Both reports blur the true potential by ±fog and get clamped to the 20-80 range. So a kid with true potential 79 and fog magnitude 24 might report as:

┌──────────────────┬───────────────────────────────────┐
│ Source           │ Report                            │
├──────────────────┼───────────────────────────────────┤
│ Shared service   │ 55 (potential blurred downward)   │
├──────────────────┼───────────────────────────────────┤
│ Your department  │ 82 (potential blurred upward)     │
└──────────────────┴───────────────────────────────────┘

The scouts disagree by 27 points. The college stats say this kid is mediocre. So you triangulate.

The stats show what he can do with his current access. The scouts are trying to project his ceiling. Your scouts disagree wildly. You have to decide: is the disagreement a signal that he's a hidden gem? Or are both scouts just wrong? Is your department seeing something real, or chasing wishful thinking?

This creates three different decision scenarios:

Hidden Gem: Kid has mediocre stats, both scouts agree he's elite. The visible evidence doesn't match the projection. Do you believe the scouts or trust the stats?

College Legend: Kid has elite stats, both scouts agree on the ceiling. The stats and scouts reinforce each other. Does the agreement mean he's a consensus pick, or a consensus trap that everyone overvalues?

Stat Monster: Kid has great stats, but scouts are worried. The scouts see something the stats don't reveal. Do they know something real or are they overthinking?

In each case, the game isn't the sim itself. It's your choice about who to trust and what to believe about the player underneath the numbers.

The Reveal: College to Pro

When a college player signs to the pro side, the engine sees the full potential.
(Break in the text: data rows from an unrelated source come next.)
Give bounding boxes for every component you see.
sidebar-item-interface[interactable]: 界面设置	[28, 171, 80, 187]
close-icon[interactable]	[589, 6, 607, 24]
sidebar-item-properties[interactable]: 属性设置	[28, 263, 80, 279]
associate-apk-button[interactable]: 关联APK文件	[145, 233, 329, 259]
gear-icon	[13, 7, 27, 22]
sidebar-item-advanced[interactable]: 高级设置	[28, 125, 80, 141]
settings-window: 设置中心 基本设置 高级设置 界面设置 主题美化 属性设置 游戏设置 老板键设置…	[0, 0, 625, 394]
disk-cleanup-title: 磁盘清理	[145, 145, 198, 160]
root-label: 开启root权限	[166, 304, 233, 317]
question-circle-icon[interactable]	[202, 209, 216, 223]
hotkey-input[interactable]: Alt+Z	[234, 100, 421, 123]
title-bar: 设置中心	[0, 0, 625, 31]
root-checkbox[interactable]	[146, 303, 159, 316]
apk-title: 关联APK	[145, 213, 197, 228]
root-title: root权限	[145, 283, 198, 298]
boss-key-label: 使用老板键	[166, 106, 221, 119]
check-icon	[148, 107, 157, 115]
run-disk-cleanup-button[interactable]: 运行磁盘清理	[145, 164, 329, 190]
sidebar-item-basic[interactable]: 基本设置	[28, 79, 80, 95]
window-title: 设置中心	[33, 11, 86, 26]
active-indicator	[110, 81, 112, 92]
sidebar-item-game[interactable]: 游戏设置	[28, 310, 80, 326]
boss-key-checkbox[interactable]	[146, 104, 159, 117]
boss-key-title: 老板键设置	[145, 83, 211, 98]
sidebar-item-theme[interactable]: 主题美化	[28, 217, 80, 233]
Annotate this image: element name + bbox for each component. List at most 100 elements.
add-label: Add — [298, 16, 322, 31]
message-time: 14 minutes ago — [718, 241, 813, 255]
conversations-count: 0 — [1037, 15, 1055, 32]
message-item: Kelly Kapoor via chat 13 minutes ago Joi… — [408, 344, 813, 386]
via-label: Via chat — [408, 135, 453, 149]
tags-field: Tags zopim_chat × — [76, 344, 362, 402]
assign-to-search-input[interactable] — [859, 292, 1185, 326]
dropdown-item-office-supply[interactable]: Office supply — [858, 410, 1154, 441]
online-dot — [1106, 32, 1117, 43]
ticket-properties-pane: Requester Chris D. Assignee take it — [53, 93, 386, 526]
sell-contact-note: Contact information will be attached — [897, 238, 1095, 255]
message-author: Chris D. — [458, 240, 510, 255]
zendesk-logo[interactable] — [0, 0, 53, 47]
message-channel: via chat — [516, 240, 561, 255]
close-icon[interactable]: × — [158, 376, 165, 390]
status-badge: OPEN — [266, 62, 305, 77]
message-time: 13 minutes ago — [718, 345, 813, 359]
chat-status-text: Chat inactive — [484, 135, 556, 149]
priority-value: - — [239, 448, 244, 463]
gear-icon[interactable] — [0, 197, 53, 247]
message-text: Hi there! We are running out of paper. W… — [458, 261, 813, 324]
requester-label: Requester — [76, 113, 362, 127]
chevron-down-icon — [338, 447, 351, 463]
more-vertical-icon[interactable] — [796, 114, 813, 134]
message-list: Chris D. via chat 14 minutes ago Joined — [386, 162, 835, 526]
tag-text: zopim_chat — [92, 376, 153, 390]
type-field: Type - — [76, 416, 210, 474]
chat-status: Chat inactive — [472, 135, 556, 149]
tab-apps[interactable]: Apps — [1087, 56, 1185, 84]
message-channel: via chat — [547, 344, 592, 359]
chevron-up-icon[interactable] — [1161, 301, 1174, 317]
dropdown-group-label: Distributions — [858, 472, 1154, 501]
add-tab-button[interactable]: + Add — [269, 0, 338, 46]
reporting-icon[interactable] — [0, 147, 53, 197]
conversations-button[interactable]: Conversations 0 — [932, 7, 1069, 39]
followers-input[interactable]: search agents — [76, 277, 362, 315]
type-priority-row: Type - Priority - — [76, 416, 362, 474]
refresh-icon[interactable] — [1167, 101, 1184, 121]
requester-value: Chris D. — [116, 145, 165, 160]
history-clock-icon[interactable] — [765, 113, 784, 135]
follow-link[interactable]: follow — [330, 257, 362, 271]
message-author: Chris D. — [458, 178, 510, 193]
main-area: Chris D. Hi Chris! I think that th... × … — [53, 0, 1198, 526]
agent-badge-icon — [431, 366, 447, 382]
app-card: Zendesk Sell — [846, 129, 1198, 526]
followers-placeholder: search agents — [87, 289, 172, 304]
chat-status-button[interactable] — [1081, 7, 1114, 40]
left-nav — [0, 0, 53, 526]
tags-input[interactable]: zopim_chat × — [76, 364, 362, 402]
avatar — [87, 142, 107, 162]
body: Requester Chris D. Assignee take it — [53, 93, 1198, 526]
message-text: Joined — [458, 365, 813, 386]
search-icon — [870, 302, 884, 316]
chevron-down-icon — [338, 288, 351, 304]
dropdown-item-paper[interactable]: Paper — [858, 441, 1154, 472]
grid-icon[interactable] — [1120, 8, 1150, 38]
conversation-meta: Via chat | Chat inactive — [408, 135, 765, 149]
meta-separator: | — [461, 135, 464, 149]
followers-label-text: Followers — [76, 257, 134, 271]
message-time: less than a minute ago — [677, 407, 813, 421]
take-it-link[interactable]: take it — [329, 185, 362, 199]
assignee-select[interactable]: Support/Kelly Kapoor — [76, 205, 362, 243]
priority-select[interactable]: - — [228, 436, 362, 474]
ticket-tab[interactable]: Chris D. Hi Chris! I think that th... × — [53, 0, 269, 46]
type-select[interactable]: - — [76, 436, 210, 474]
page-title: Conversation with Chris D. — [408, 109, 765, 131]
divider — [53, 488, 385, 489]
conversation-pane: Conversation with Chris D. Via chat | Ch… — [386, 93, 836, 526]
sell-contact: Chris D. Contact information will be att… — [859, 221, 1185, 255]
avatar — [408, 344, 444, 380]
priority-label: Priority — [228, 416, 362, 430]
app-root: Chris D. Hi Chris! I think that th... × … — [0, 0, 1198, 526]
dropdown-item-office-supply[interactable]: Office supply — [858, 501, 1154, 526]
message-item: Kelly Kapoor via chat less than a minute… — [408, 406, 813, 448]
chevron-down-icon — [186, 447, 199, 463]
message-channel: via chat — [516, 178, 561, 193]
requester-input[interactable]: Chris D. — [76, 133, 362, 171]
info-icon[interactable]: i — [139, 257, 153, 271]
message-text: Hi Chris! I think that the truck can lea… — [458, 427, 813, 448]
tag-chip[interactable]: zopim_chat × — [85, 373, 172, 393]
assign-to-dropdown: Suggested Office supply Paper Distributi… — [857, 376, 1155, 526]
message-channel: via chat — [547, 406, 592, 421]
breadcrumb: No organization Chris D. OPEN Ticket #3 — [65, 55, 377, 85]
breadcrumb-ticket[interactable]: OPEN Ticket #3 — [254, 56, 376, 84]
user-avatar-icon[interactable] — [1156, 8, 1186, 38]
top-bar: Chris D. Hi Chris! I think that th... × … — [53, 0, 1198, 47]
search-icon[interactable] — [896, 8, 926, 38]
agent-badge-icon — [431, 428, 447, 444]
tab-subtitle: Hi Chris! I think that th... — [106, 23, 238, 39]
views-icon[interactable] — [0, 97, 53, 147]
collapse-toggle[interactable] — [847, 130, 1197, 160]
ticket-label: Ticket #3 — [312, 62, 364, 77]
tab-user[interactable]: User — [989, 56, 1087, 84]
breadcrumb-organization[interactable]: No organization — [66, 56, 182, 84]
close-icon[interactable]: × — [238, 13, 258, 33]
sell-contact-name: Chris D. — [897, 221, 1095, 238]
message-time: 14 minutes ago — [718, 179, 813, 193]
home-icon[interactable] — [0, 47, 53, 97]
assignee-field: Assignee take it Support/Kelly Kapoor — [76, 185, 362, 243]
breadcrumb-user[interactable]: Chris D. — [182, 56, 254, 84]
The hidden gem who displayed as 26 all four years now plays at 79. The "college legend" with 45 potential who displayed as 43 and had great stats now plays at 45 and is a solid contributor at best.

The college career stats stay attached to the pro player card. A permanent record of what he looked like versus what he actually was.

Why This Works

The whole system solves the original problems simultaneously.

The "dominant player in our class but not elite" problem gets solved because display decouples from potential. He looks great because his access is high, showing most of his actual ceiling right now. His peers with lower access and higher potential ceilings look mediocre in the stat line. Then over four years his potential grows while theirs climbs faster. On draft day everyone loves him, but in the majors, he's a role player.

Late bloomer modeling becomes deterministic instead of random because you assign every player a development rate upfront. No mid-career rerolls. The variation is purely in the slope. A super-bloomer traces a dramatic arc from 30 to 76. An ordinary developer at 30 potential traces 30 to 37.

And you get a bonus: scouting becomes a real decision space. You're not reading ratings off a sheet. You're weighing two independent noisy sources. You're using stats to calibrate the reports. You're deciding whether to trust your department or the consensus.

Nobody regresses. Everyone develops. The mystery is in who develops fast and how much they can hide it while getting there.